Fertility Decision-Making in Youth and Young Adults

The aim of this study is to test if using a web-based medical decision-making tool on the topics of fertility and fertility-preservation increases knowledge among transgender youth and young adults.

Study Overview

• Status: Completed
• Conditions: Transgender Adolescents & Young Adults
• Intervention / Treatment: Behavioral: Decision-aid

Detailed Description

The pilot trial of Aid for Fertility-Related Medical Decisions (AFFRMED) is a single-arm, pre-/post- feasibility, acceptability, and preliminary efficacy trial. 10 transgender adolescents and young adults (AYA) and 10 parents of transgender AYA participated in a 90-120 min, virtual research visit via Zoom. During this visit they completed pre-test measures of fertility knowledge and decisional self-efficacy, followed by up to 1 hour to freely navigate AFFRMED decision aid. After using AFFRMED, participants completed post-test measures of fertility knowledge and decisional self-efficacy, as well as implementation outcomes measures (Acceptability of Intervention, Intervention Appropriateness Measure, and Feasibility of Intervention Measure).
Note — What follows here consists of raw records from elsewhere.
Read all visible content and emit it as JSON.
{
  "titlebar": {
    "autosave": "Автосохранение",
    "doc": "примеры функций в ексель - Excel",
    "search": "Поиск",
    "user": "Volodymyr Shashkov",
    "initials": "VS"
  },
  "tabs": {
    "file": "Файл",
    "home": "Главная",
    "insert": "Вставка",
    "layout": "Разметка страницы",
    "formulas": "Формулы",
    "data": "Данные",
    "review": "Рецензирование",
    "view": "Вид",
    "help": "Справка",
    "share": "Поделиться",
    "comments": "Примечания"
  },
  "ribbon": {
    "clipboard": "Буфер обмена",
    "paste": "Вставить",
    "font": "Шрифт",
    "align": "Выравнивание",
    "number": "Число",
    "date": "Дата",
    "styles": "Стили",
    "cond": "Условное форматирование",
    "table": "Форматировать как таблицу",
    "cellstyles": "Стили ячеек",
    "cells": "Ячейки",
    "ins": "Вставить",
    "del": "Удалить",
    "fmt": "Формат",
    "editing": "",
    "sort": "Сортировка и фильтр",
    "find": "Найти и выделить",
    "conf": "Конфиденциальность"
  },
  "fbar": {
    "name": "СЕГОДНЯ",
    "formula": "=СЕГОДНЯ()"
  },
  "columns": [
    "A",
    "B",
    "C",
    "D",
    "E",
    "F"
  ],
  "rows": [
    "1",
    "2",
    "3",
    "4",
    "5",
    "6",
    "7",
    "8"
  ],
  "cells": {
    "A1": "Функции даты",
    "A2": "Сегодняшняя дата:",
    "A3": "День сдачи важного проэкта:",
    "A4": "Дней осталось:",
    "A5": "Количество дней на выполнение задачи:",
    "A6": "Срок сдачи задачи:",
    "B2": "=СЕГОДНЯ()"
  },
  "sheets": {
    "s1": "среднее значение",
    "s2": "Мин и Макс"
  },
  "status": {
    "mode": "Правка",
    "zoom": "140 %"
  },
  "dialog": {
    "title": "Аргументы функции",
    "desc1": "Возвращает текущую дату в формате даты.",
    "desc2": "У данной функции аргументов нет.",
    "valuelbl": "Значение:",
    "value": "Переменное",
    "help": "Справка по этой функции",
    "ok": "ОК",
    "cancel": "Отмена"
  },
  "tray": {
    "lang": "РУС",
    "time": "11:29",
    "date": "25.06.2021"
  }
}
• Study Type: Interventional
• Enrollment (Actual): 20
• Phase: Not Applicable

Contacts and Locations

Study Locations

• United States
  • Illinois
    • Chicago, Illinois, United States, 60614
      • Ann & Robert H. Lurie Children's Hospital of Chicago

Participation Criteria

Eligibility Criteria

• Ages Eligible for Study: 8 years to 24 years (Child, Adult)
• Accepts Healthy Volunteers: Yes
• Genders Eligible for Study: All

Description

Inclusion Criteria:

• (1) youth is between the ages of 8-14 years
• (2) youth self-asserts a transgender identity
• (3) youth has expressed interest in GnRHa or is currently on GnRHa treatment; or
• (1) AYA is between the ages of 13-24 years,
• (2) AYA self-asserts a transgender identity, and
• (3) AYA has expressed interest in gender-affirming hormone (GAH) or is currently on GAH treatment.
• Parents of eligible youth will be eligible to participate.

Exclusion Criteria:

• (1) youth/parents are unable to read, speak or understand English
• (2) youth/parents are unable or unwilling to provide consent/assent/parental permission for study participation.

Study Plan

How is the study designed?

Design Details

• Primary Purpose: Supportive Care
• Allocation: N/A
• Interventional Model: Single Group Assignment
• Masking: None (Open Label)

Number of Arms

1

Arms and Interventions

Participant Group / Arm	Intervention / Treatment
Experimental: Decision-aid; Participants will spend up to one hour freely navigating the web-based decision aid. They will complete pre- and post-test measures to determine if using the decision-aid website increased knowledge and impacted decision self-efficacy regarding fertility and fertility preservation.	Behavioral: Decision-aid; The decision aid consists of domains related to human reproduction, fertility, and fertility preservation. The domains address priority learning objectives in each domain to increase knowledge on the impact of gender-affirming medical interventions on fertility and fertility preservation options.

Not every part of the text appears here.